Wills - Prerogative Court of Canterbury
This list of Hulley - and variant spellings - wills
and administrations from this source was obtained in 1992-3 from
the Public Record Office when it was located at Chancery Lane, London.
Wills
and Administrations 1383-1857 - List
Wills held at Public Record Office, London - Summaries
About the Prerogative Court of Canterbury
Wills have been proved in the Prerogative Court
of Canterbury (PCC) since 1383 and are now preserved in the Public
Record Office, London.
By 1750 the Prerogative Court of the Archbishop
Canterbury was proving Wills and granting Administrations at a rate
of about 7,000 a year, and this number had grown to about 12,000
a year by 1800.
It was the supreme church court in the British Isles
for the probate of wills, and because of the great prestige of its
acts and the greater safety of its records it had attracted the probate
of wills of men of substance at least since the Reformation.
The Bank of England acknowledged no probate other
than of this court, and the wills of persons who died abroad possessing
property in this country were almost invariably proved at Canterbury.
Because of this the PCC wills include copies of those of numerous
Irish and colonial persons who had a second probate at the PCC and
whose wills have not survived in their own countries. Particularly
in the period under consideration, thousands of bi-national Hollanders
and other Europeans who had invested money in the British funds (again
whose wills may not have survived or be easily accessible in their
own countries) had their wills proven by the PCC.
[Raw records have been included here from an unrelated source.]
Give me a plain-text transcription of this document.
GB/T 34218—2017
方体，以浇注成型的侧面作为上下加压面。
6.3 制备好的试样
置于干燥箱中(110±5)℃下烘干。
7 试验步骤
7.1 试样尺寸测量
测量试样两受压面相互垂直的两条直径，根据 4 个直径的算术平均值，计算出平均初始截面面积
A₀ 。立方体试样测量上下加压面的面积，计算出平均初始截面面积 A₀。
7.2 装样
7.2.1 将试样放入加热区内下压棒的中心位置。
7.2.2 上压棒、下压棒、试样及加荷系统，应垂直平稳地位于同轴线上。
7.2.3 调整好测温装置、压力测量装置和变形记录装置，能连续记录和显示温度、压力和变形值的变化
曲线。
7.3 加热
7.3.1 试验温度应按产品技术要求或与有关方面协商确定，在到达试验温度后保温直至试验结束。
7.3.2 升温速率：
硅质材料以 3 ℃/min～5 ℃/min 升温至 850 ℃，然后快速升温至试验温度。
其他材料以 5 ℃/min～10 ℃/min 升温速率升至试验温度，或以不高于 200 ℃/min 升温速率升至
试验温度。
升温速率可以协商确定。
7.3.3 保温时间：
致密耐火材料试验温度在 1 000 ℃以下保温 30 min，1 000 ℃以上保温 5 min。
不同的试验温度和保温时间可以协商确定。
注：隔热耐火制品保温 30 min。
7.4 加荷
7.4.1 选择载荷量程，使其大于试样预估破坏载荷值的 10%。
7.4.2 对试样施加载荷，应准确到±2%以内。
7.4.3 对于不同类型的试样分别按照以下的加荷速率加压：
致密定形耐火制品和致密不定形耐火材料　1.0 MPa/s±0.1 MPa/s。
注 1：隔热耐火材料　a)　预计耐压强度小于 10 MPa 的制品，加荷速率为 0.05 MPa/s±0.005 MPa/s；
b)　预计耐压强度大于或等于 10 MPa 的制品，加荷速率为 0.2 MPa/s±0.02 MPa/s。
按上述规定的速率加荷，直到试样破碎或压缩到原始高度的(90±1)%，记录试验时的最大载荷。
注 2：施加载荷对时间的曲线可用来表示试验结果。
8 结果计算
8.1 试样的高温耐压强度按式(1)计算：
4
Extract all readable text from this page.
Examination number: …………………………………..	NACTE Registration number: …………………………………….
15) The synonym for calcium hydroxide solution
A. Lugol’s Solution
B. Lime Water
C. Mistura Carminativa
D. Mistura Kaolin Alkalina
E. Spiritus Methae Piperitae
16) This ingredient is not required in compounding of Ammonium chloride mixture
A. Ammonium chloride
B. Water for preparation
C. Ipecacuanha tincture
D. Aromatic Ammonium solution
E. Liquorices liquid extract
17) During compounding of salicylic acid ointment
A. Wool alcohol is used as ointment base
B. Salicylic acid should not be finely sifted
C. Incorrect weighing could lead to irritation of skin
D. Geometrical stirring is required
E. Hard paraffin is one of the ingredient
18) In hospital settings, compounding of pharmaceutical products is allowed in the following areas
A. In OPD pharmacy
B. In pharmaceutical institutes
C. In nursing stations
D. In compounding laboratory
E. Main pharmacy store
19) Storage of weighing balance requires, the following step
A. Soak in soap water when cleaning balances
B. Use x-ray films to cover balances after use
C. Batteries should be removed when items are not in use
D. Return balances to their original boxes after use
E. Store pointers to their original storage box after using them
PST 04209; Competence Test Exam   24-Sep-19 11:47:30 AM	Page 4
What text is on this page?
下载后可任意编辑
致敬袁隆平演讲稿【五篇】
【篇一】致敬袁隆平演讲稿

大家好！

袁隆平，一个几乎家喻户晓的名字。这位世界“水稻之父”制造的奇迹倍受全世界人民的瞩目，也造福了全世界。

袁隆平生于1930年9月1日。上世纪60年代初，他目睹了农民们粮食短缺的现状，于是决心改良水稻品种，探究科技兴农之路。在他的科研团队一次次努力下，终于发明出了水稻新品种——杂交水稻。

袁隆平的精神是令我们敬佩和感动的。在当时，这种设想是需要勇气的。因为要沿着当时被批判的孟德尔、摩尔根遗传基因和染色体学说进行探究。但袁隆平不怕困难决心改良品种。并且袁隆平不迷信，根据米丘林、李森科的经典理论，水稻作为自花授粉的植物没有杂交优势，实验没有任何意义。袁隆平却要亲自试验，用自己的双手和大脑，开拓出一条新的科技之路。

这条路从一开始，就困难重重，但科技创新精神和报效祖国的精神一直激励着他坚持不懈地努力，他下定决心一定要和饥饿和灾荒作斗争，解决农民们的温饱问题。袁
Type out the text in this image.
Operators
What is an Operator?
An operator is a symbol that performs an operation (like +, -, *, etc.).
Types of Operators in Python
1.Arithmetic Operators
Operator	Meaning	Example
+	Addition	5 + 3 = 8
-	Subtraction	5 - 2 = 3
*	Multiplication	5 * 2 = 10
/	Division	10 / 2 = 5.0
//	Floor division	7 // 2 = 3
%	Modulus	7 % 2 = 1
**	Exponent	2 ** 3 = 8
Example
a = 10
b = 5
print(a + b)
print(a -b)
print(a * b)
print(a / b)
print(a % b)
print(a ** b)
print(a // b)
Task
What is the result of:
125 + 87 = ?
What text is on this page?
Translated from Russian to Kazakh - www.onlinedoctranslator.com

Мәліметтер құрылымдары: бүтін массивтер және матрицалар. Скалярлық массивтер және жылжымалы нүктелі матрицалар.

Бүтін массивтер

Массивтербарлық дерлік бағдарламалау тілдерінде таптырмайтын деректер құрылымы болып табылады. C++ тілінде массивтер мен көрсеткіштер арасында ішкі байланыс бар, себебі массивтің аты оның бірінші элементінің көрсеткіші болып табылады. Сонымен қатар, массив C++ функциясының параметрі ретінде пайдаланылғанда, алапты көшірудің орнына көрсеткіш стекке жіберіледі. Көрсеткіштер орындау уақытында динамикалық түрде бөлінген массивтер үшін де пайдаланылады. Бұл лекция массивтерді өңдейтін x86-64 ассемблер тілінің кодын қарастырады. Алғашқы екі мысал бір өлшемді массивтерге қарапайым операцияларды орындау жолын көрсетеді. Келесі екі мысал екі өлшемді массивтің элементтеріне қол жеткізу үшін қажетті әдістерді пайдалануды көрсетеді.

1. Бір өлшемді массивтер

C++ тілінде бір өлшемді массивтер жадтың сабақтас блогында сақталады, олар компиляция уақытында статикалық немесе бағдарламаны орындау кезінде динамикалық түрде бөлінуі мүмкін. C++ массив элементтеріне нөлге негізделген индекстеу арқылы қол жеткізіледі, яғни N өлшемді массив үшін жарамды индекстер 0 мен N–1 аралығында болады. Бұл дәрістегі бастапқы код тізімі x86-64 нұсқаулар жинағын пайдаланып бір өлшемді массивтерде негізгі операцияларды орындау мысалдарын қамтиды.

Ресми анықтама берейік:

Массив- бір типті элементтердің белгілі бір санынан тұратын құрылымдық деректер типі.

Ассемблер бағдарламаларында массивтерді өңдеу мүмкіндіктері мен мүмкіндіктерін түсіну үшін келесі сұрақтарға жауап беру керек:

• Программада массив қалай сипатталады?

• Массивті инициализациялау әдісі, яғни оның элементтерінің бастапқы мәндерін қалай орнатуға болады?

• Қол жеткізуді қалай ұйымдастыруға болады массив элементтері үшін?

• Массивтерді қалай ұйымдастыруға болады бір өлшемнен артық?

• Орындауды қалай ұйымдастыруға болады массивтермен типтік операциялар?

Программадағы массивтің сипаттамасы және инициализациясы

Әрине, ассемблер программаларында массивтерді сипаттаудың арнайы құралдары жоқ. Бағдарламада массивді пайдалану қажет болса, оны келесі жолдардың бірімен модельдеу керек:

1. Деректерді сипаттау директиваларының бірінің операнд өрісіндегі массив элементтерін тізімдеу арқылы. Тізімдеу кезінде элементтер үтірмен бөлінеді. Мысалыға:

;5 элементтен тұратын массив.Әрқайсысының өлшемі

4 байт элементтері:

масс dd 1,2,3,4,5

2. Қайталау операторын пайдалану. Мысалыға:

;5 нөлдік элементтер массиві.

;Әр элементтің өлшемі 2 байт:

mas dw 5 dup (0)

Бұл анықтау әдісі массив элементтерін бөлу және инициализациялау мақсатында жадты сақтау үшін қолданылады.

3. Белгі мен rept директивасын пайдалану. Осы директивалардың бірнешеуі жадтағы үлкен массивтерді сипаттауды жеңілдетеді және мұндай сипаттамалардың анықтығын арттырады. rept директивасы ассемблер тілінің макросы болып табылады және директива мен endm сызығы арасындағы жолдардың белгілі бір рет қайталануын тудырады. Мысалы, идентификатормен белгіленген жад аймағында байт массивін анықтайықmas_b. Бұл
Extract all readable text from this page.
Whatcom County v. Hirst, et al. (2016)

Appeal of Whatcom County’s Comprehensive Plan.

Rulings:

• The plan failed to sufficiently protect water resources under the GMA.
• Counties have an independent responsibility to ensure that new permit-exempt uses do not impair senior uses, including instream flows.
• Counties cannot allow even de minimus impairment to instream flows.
The Bank of England did accept wills proved in other
courts before 1812, but after that date it demanded PCC wills only.
The PCC was also the 'local court' for those possessing
property in more than two dioceses in the Province of Canterbury
and thus contains the wills of a great number of people in the south
of England and particularly in the Home Counties (excepting Kent
- see below), as also for those who had property in both the provinces
of Canterbury and York.
In Kent the Archbishop of Canterbury delegated his
powers to his commissary general, but this does not mean that no
Kent entries are to be found in the PCC - though rare, they do appear.